A national consumer rights group is making a habit out of slapping health plans with unusual lawsuits.
Last month, the Santa Monica, Calif.-based Foundation for Taxpayer and Consumer Rights filed a class-action racketeering lawsuit against Blue Bell, Pa.-based Aetna U.S. Healthcare, charging widespread fraud in the HMO's advertising, marketing and membership materials. It's believed to be the first federal lawsuit filed against an HMO under the Racketeer Influenced and Corrupt Organizations Act.

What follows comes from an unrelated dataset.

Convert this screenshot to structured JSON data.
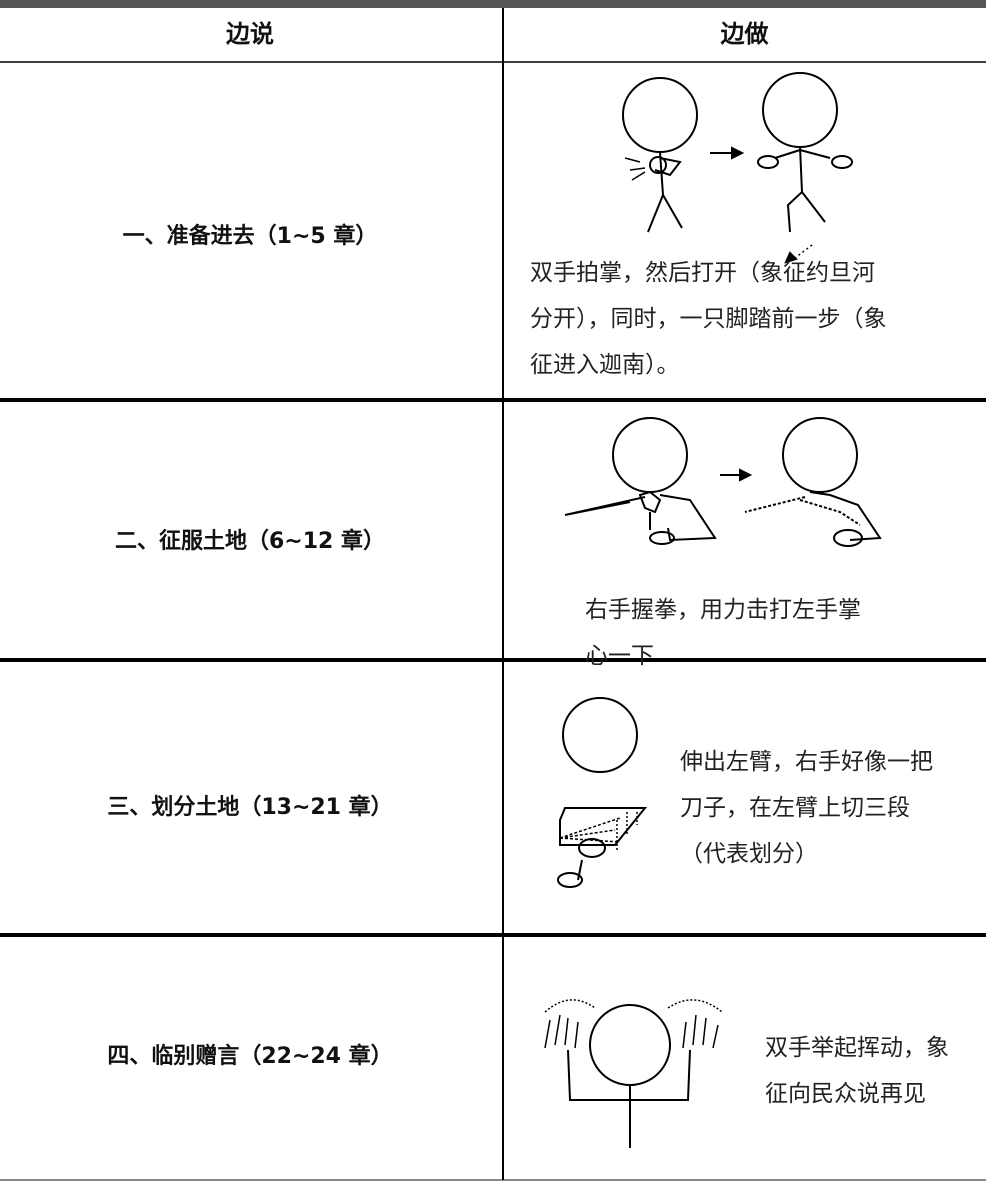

In March, the same consumer group filed a class-action suit against Oakland, Calif.-based Kaiser Permanente, charging false advertising (see April, page 10).
The lawsuit against Aetna was filed in U.S. District Court in Philadelphia on behalf of millions of HMO customers. The suit alleges that since Aetna and U.S. Healthcare merged in 1996, the insurer has engaged in a widespread campaign of false advertising and marketing, impeded physicians' ability to provide high-quality healthcare and misled enrollees about the quality of its medical coverage. The suit seeks damages (the amount will be determined during discovery) and injunctions prohibiting Aetna from falsely marketing and advertising its policies, says the foundation's legal counsel Ed Howard. Under racketeering laws, damages may be tripled.
"Aetna should no longer be able to advertise and represent that they are primarily committed to quality when in fact their systems are designed to reap profits and undermine quality medical care," says Jamie Court, the foundation's advocacy director. "What is at stake in this case is whether HMOs like Aetna will be able to advertise and solicit new members by defining quality based on the least costly path."
Aetna issued a statement calling the lawsuit "frivolous" and declaring it plans to defend itself vigorously. The insurer has until midmonth to respond to the lawsuit and may seek a motion for dismissal, a spokeswoman says.